Interesante. La miró a los ojos, que eran del mismo color que el whiskey que él había estado bebiendo antes de que se dieran aquel famoso beso, y pensó: «¿Por qué demonios no iba a hacerlo?». Teniendo en cuenta que, normalmente, en sus trabajos solía haber muerte y violencia, y que tenía que tratar con la escoria de la población, aquello podía ser un alivio. Ayudaría a aquella chica tan mona y alocada y, además, podría hacerle a su hermana el regalo de cumpleaños que quería.

–De acuerdo.

–¿De acuerdo? –preguntó ella, aún muy seria–. ¿Tenemos un trato?

Claramente, había algo más que Kylie no le estaba contando. Para empezar, él se dio cuenta de que sus ojeras no tenían nada que ver con el hecho de que se sintiera molesta por tener que hablar con él. Estaba nerviosa. Lo disimulaba bien, pero estaba asustada, y eso hizo que él reaccionara.

–¿Cuándo lo viste por última vez? –le preguntó.

–Si lo supiera, no estaría aquí.

Joe suspiró.

–¿Cuándo te diste cuenta de que había desaparecido?

–Anoche, justo antes de cerrar la tienda. Lo vi ayer por la mañana, así que pudo desaparecer en cualquier momento del día. El problema es que yo dejo el bolso debajo del mostrador, pero algunas veces, si tengo que ocuparme de la tienda, estoy en el taller hasta que entra algún cliente, y puede que no me dé cuenta inmediatamente.

–Entonces, tu bolso no siempre está vigilado.

–Eso es.

Él no se molestó en decirle que tenía suerte de que aquello no le hubiera ocurrido antes.

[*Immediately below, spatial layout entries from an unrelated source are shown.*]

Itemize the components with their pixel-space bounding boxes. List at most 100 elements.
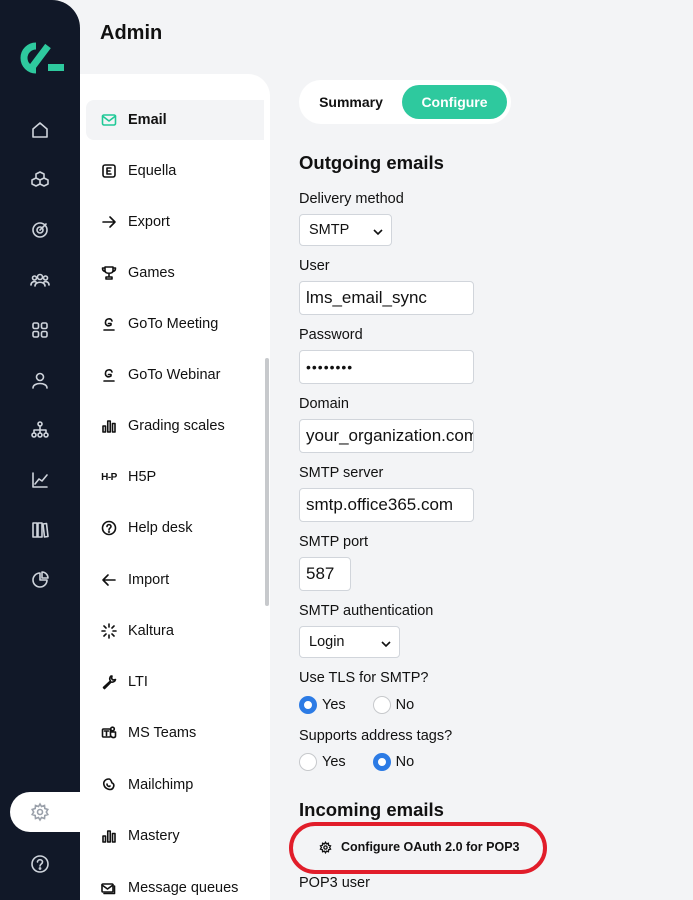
nav-scrollbar[interactable]	[265, 358, 269, 606]
nav-item-label: Kaltura	[128, 623, 174, 639]
tab-configure[interactable]: Configure	[402, 85, 507, 119]
nav-item-label: LTI	[128, 674, 148, 690]
nav-item-label: Games	[128, 265, 175, 281]
domain-label: Domain	[299, 396, 349, 412]
nav-item-label: H5P	[128, 469, 157, 485]
smtp-auth-label: SMTP authentication	[299, 603, 434, 619]
highlight-annotation	[289, 822, 547, 874]
tls-yes-label: Yes	[322, 697, 346, 713]
page-title: Admin	[100, 22, 163, 44]
nav-item-export[interactable]: Export	[86, 202, 264, 242]
nav-item-games[interactable]: Games	[86, 253, 264, 293]
address-tags-no-radio[interactable]	[372, 753, 391, 771]
user-field[interactable]: lms_email_sync	[299, 281, 474, 315]
address-tags-no-label: No	[395, 754, 415, 770]
nav-item-equella[interactable]: Equella	[86, 151, 264, 191]
smtp-port-label: SMTP port	[299, 534, 369, 550]
delivery-method-label: Delivery method	[299, 191, 404, 207]
nav-item-label: Message queues	[128, 880, 239, 896]
user-label: User	[299, 258, 330, 274]
queue-icon	[100, 879, 118, 897]
logo[interactable]	[14, 40, 66, 76]
pie-chart-icon[interactable]	[28, 568, 52, 592]
smtp-port-field[interactable]: 587	[299, 557, 351, 591]
bars-icon	[100, 827, 118, 845]
nav-item-label: MS Teams	[128, 725, 197, 741]
home-icon[interactable]	[28, 118, 52, 142]
org-chart-icon[interactable]	[28, 418, 52, 442]
password-label: Password	[299, 327, 363, 343]
arrow-right-icon	[100, 213, 118, 231]
nav-item-mastery[interactable]: Mastery	[86, 816, 264, 856]
kaltura-icon	[100, 622, 118, 640]
grid-icon[interactable]	[28, 318, 52, 342]
nav-item-goto-meeting[interactable]: GoTo Meeting	[86, 304, 264, 344]
password-field[interactable]: ••••••••	[299, 350, 474, 384]
question-icon	[100, 519, 118, 537]
outgoing-emails-heading: Outgoing emails	[299, 152, 444, 173]
nav-item-label: Grading scales	[128, 418, 225, 434]
smtp-auth-select[interactable]: Login	[299, 626, 400, 658]
chevron-down-icon	[381, 637, 391, 648]
address-tags-yes-radio[interactable]	[299, 753, 317, 771]
nav-item-kaltura[interactable]: Kaltura	[86, 611, 264, 651]
nav-item-label: Equella	[128, 163, 177, 179]
settings-icon	[31, 802, 49, 822]
nav-item-email[interactable]: Email	[86, 100, 264, 140]
cubes-icon[interactable]	[28, 168, 52, 192]
tls-radio-group: Yes No	[299, 696, 441, 714]
nav-item-grading-scales[interactable]: Grading scales	[86, 406, 264, 446]
admin-nav-panel: Email Equella Export Games GoTo Meeting …	[80, 74, 270, 900]
user-icon[interactable]	[28, 368, 52, 392]
tls-no-label: No	[395, 697, 415, 713]
tls-label: Use TLS for SMTP?	[299, 670, 429, 686]
nav-item-message-queues[interactable]: Message queues	[86, 868, 264, 900]
delivery-method-select[interactable]: SMTP	[299, 214, 392, 246]
nav-item-label: Export	[128, 214, 170, 230]
target-icon[interactable]	[28, 218, 52, 242]
view-tabs: Summary Configure	[299, 80, 511, 124]
pop3-user-label: POP3 user	[299, 875, 370, 891]
delivery-method-value: SMTP	[309, 222, 350, 238]
goto-icon	[100, 315, 118, 333]
domain-field[interactable]: your_organization.com	[299, 419, 474, 453]
tls-yes-radio[interactable]	[299, 696, 317, 714]
smtp-auth-value: Login	[309, 634, 345, 650]
nav-item-label: Mailchimp	[128, 777, 194, 793]
bars-icon	[100, 417, 118, 435]
equella-icon	[100, 162, 118, 180]
settings-nav-active[interactable]	[10, 792, 90, 832]
nav-item-label: Email	[128, 112, 167, 128]
nav-item-help-desk[interactable]: Help desk	[86, 508, 264, 548]
nav-item-label: GoTo Meeting	[128, 316, 219, 332]
smtp-server-label: SMTP server	[299, 465, 384, 481]
nav-item-lti[interactable]: LTI	[86, 662, 264, 702]
trend-chart-icon[interactable]	[28, 468, 52, 492]
nav-item-h5p[interactable]: H-P H5P	[86, 457, 264, 497]
address-tags-label: Supports address tags?	[299, 728, 453, 744]
tls-no-radio[interactable]	[372, 696, 391, 714]
nav-item-label: Import	[128, 572, 170, 588]
arrow-left-icon	[100, 571, 118, 589]
goto-icon	[100, 366, 118, 384]
nav-item-label: Help desk	[128, 520, 193, 536]
mailchimp-icon	[100, 776, 118, 794]
nav-item-goto-webinar[interactable]: GoTo Webinar	[86, 355, 264, 395]
mail-icon	[100, 111, 118, 129]
nav-item-mailchimp[interactable]: Mailchimp	[86, 765, 264, 805]
trophy-icon	[100, 264, 118, 282]
help-icon[interactable]	[28, 852, 52, 876]
address-tags-radio-group: Yes No	[299, 753, 441, 771]
h5p-icon: H-P	[101, 471, 117, 483]
library-icon[interactable]	[28, 518, 52, 542]
nav-item-label: GoTo Webinar	[128, 367, 221, 383]
nav-item-import[interactable]: Import	[86, 560, 264, 600]
incoming-emails-heading: Incoming emails	[299, 799, 444, 820]
wrench-icon	[100, 673, 118, 691]
smtp-server-field[interactable]: smtp.office365.com	[299, 488, 474, 522]
users-icon[interactable]	[28, 268, 52, 292]
chevron-down-icon	[373, 225, 383, 236]
nav-item-ms-teams[interactable]: MS Teams	[86, 713, 264, 753]
nav-item-label: Mastery	[128, 828, 180, 844]
tab-summary[interactable]: Summary	[303, 85, 399, 119]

Kylie ya lo sabía. Lo tenía escrito en la cara. Y también estaba claro que detestaba tener que pedirle ayuda.

–Pero ¿por qué iba a robarte alguien esta figura y a enviarte esta foto?

–No lo sé, y no me importa. Quiero recuperarla.

–Sí, sí importa.

–¿Por qué?

–Porque sí. Me da la sensación de que no conozco las partes buenas de esta historia. ¿Va a ser esto como el juego Clue? ¿El coronel Mustard en la biblioteca con la pistola?

Ella se puso en pie.

–Esto no es ningún juego, Joe. Y, si no vas a ayudarme, ya encontraré a alguien que quiera hacerlo –dijo, y se fue hacia la puerta.

En aquel momento, Joe se dio cuenta de que había encontrado a alguien más obstinado que él mismo. Y, según sus amigos y su familia, eso era imposible.